As the anniversary of that hot August weekend passes, is a cure in sight? Yes, but not everywhere, and certainly not in the biggest debtor, Brazil.

This week, the best news came from Chile, which became the first Latin American borrower to have its long-term bonds returned to an investment grade by the US rating agency Standard & Poor's. They are rated triple B. Assuming political stability, Chile's future seems assured. It was never a victim of hyperinflation - the rate peaked at 27.3 per cent in 1990 - and the last year the economy shrank was 1983.

Mexico's success is highlighted by its inclusion in the proposed North American free trade area. 'It is pretty definitely on the road to recovery, though there are still a few question marks over whether it can sustain its current account deficit or is doing enough to get inflation down,' said Richard Fox, senior international economist at Midland Bank.

Argentina has staggered everybody, by slashing inflation to an annual rate of 19.6 per cent only three years after it reached 4,923 per cent. An aggressive pegging of the peso to the dollar seems to have worked, though there are some strains showing on the exchange rate.
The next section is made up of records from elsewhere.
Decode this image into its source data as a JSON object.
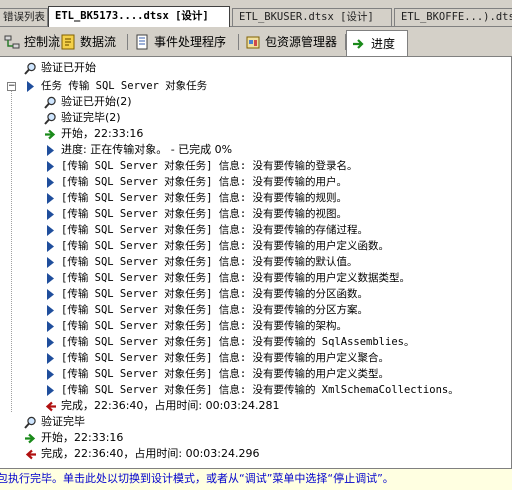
{
  "doc_tabs": [
    {
      "label": "错误列表"
    },
    {
      "label": "ETL_BK5173....dtsx [设计]"
    },
    {
      "label": "ETL_BKUSER.dtsx [设计]"
    },
    {
      "label": "ETL_BKOFFE...).dtsx"
    }
  ],
  "designer_tabs": [
    {
      "label": "控制流",
      "icon": "control-flow-icon"
    },
    {
      "label": "数据流",
      "icon": "data-flow-icon"
    },
    {
      "label": "事件处理程序",
      "icon": "event-handler-icon"
    },
    {
      "label": "包资源管理器",
      "icon": "package-explorer-icon"
    },
    {
      "label": "进度",
      "icon": "progress-icon"
    }
  ],
  "progress": {
    "validation_start": "验证已开始",
    "task_title": "任务 传输 SQL Server 对象任务",
    "task_validation_start": "验证已开始(2)",
    "task_validation_done": "验证完毕(2)",
    "start": "开始，22:33:16",
    "progress_line": "进度: 正在传输对象。 - 已完成 0%",
    "messages": [
      "[传输 SQL Server 对象任务] 信息: 没有要传输的登录名。",
      "[传输 SQL Server 对象任务] 信息: 没有要传输的用户。",
      "[传输 SQL Server 对象任务] 信息: 没有要传输的规则。",
      "[传输 SQL Server 对象任务] 信息: 没有要传输的视图。",
      "[传输 SQL Server 对象任务] 信息: 没有要传输的存储过程。",
      "[传输 SQL Server 对象任务] 信息: 没有要传输的用户定义函数。",
      "[传输 SQL Server 对象任务] 信息: 没有要传输的默认值。",
      "[传输 SQL Server 对象任务] 信息: 没有要传输的用户定义数据类型。",
      "[传输 SQL Server 对象任务] 信息: 没有要传输的分区函数。",
      "[传输 SQL Server 对象任务] 信息: 没有要传输的分区方案。",
      "[传输 SQL Server 对象任务] 信息: 没有要传输的架构。",
      "[传输 SQL Server 对象任务] 信息: 没有要传输的 SqlAssemblies。",
      "[传输 SQL Server 对象任务] 信息: 没有要传输的用户定义聚合。",
      "[传输 SQL Server 对象任务] 信息: 没有要传输的用户定义类型。",
      "[传输 SQL Server 对象任务] 信息: 没有要传输的 XmlSchemaCollections。"
    ],
    "task_finish": "完成，22:36:40，占用时间: 00:03:24.281",
    "validation_done": "验证完毕",
    "pkg_start": "开始，22:33:16",
    "pkg_finish": "完成，22:36:40，占用时间: 00:03:24.296"
  },
  "statusbar": {
    "text": "包执行完毕。单击此处以切换到设计模式，或者从“调试”菜单中选择“停止调试”。"
  },
  "colors": {
    "info_icon": "#1f4e9c",
    "start_arrow": "#1a8a1a",
    "finish_arrow": "#b01010",
    "status_text": "#0000cc"
  }
}
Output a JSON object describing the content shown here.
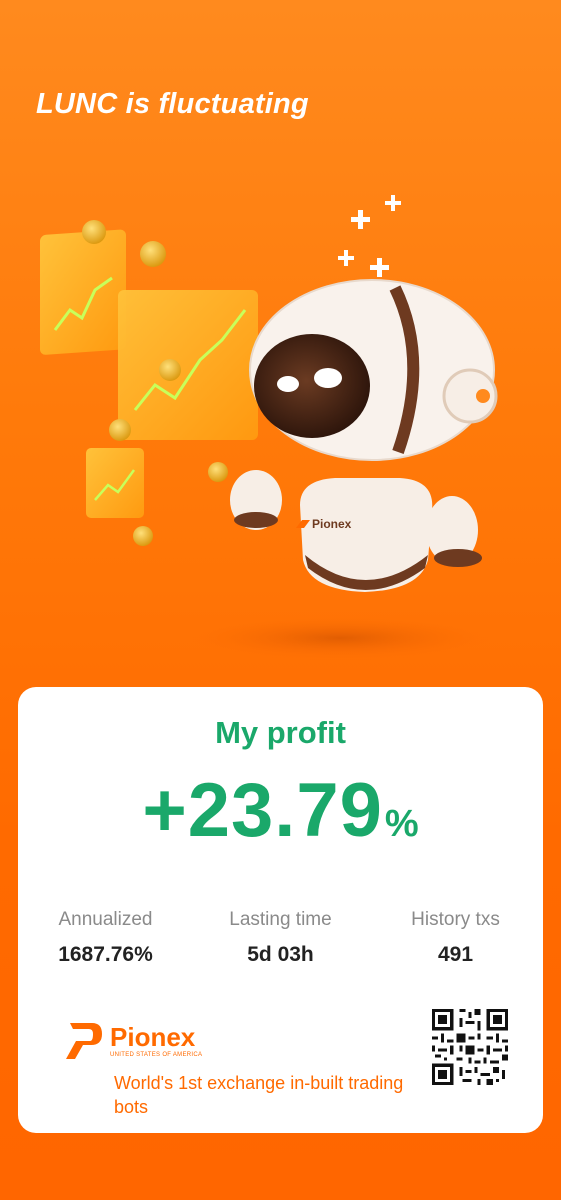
{
  "header": {
    "title": "LUNC is fluctuating"
  },
  "hero": {
    "robot_badge": "Pionex"
  },
  "profit": {
    "label": "My profit",
    "value": "+23.79",
    "unit": "%"
  },
  "stats": [
    {
      "label": "Annualized",
      "value": "1687.76%"
    },
    {
      "label": "Lasting time",
      "value": "5d 03h"
    },
    {
      "label": "History txs",
      "value": "491"
    }
  ],
  "brand": {
    "name": "Pionex",
    "subtitle": "UNITED STATES OF AMERICA",
    "tagline": "World's 1st exchange in-built trading bots"
  },
  "colors": {
    "accent_orange": "#ff6a00",
    "profit_green": "#1aa86a"
  }
}
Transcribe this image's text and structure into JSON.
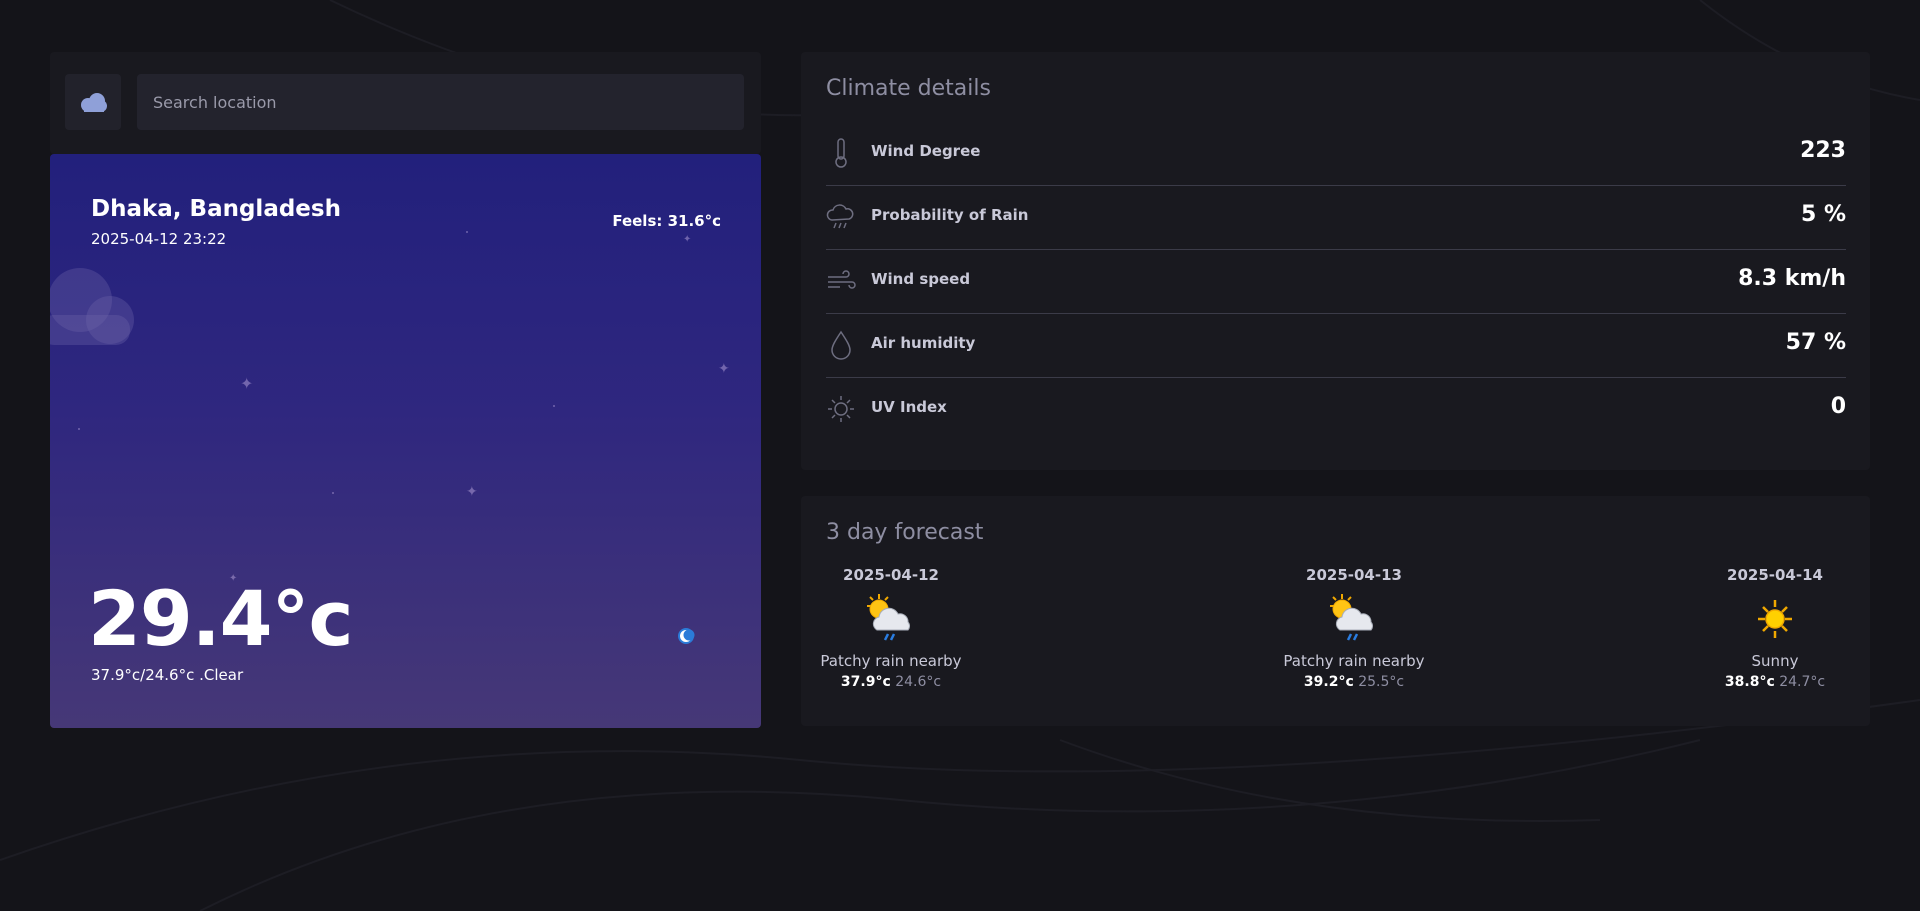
{
  "search": {
    "placeholder": "Search location",
    "logo_icon": "cloud-icon"
  },
  "current": {
    "location": "Dhaka, Bangladesh",
    "datetime": "2025-04-12 23:22",
    "feels": "Feels: 31.6°c",
    "temperature": "29.4°c",
    "minmax": "37.9°c/24.6°c .Clear",
    "night_icon": "moon-icon"
  },
  "climate": {
    "title": "Climate details",
    "rows": [
      {
        "label": "Wind Degree",
        "value": "223",
        "icon": "thermometer-icon"
      },
      {
        "label": "Probability of Rain",
        "value": "5 %",
        "icon": "rain-cloud-icon"
      },
      {
        "label": "Wind speed",
        "value": "8.3 km/h",
        "icon": "wind-icon"
      },
      {
        "label": "Air humidity",
        "value": "57 %",
        "icon": "droplet-icon"
      },
      {
        "label": "UV Index",
        "value": "0",
        "icon": "sun-icon"
      }
    ]
  },
  "forecast": {
    "title": "3 day forecast",
    "days": [
      {
        "date": "2025-04-12",
        "condition": "Patchy rain nearby",
        "high": "37.9°c",
        "low": "24.6°c",
        "icon": "patchy-rain-icon"
      },
      {
        "date": "2025-04-13",
        "condition": "Patchy rain nearby",
        "high": "39.2°c",
        "low": "25.5°c",
        "icon": "patchy-rain-icon"
      },
      {
        "date": "2025-04-14",
        "condition": "Sunny",
        "high": "38.8°c",
        "low": "24.7°c",
        "icon": "sunny-icon"
      }
    ]
  },
  "colors": {
    "background": "#141419",
    "panel": "#19191f",
    "card_gradient_top": "#22207c",
    "card_gradient_bottom": "#463877",
    "muted_text": "#8e8ea2"
  }
}
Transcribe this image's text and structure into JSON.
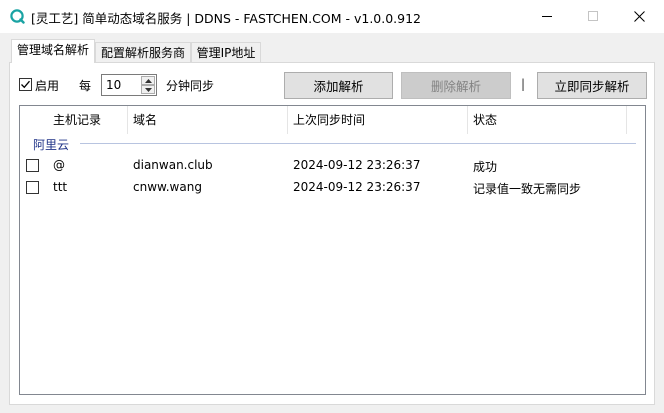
{
  "window": {
    "title": "[灵工艺] 简单动态域名服务 | DDNS - FASTCHEN.COM - v1.0.0.912",
    "icon": "app-logo-icon",
    "accent": "#1aa3a3"
  },
  "tabs": [
    {
      "label": "管理域名解析",
      "active": true
    },
    {
      "label": "配置解析服务商",
      "active": false
    },
    {
      "label": "管理IP地址",
      "active": false
    }
  ],
  "toolbar": {
    "enable_label": "启用",
    "enable_checked": true,
    "every_label": "每",
    "interval_value": "10",
    "interval_unit_label": "分钟同步",
    "add_label": "添加解析",
    "delete_label": "删除解析",
    "delete_disabled": true,
    "separator": "|",
    "sync_label": "立即同步解析"
  },
  "table": {
    "columns": [
      "主机记录",
      "域名",
      "上次同步时间",
      "状态"
    ],
    "group": "阿里云",
    "rows": [
      {
        "checked": false,
        "host": "@",
        "domain": "dianwan.club",
        "time": "2024-09-12 23:26:37",
        "status": "成功"
      },
      {
        "checked": false,
        "host": "ttt",
        "domain": "cnww.wang",
        "time": "2024-09-12 23:26:37",
        "status": "记录值一致无需同步"
      }
    ]
  }
}
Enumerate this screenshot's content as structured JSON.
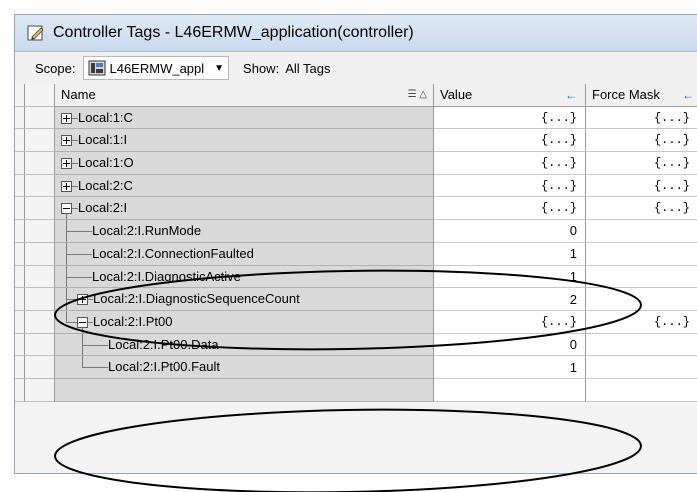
{
  "window": {
    "title": "Controller Tags - L46ERMW_application(controller)"
  },
  "scopebar": {
    "scope_label": "Scope:",
    "scope_value": "L46ERMW_appl",
    "show_label": "Show:",
    "show_value": "All Tags"
  },
  "columns": {
    "name": "Name",
    "value": "Value",
    "force_mask": "Force Mask"
  },
  "rows": [
    {
      "name": "Local:1:C",
      "value": "{...}",
      "force": "{...}"
    },
    {
      "name": "Local:1:I",
      "value": "{...}",
      "force": "{...}"
    },
    {
      "name": "Local:1:O",
      "value": "{...}",
      "force": "{...}"
    },
    {
      "name": "Local:2:C",
      "value": "{...}",
      "force": "{...}"
    },
    {
      "name": "Local:2:I",
      "value": "{...}",
      "force": "{...}"
    },
    {
      "name": "Local:2:I.RunMode",
      "value": "0",
      "force": ""
    },
    {
      "name": "Local:2:I.ConnectionFaulted",
      "value": "1",
      "force": ""
    },
    {
      "name": "Local:2:I.DiagnosticActive",
      "value": "1",
      "force": ""
    },
    {
      "name": "Local:2:I.DiagnosticSequenceCount",
      "value": "2",
      "force": ""
    },
    {
      "name": "Local:2:I.Pt00",
      "value": "{...}",
      "force": "{...}"
    },
    {
      "name": "Local:2:I.Pt00.Data",
      "value": "0",
      "force": ""
    },
    {
      "name": "Local:2:I.Pt00.Fault",
      "value": "1",
      "force": ""
    }
  ]
}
But Brazil is letting the side down, because of the threat of political instability if President Fernando Collor de Mello is impeached in a corruption scandal. Analysts say it probably will not come to that. But the markets are worried that the government will buy popular support with spending handouts that will stop it meeting IMF targets. That in turn could wreck a debt reduction agreement with commercial banks. There are linkages between Latin American markets, as between New York and London, so Brazil's problems have sparked a sharp fall throughout the region since mid-summer. With a debt servicing to export ratio better than both Mexico and Argentina, Brazil should be on the mend by now, but looks set for at least one more crisis.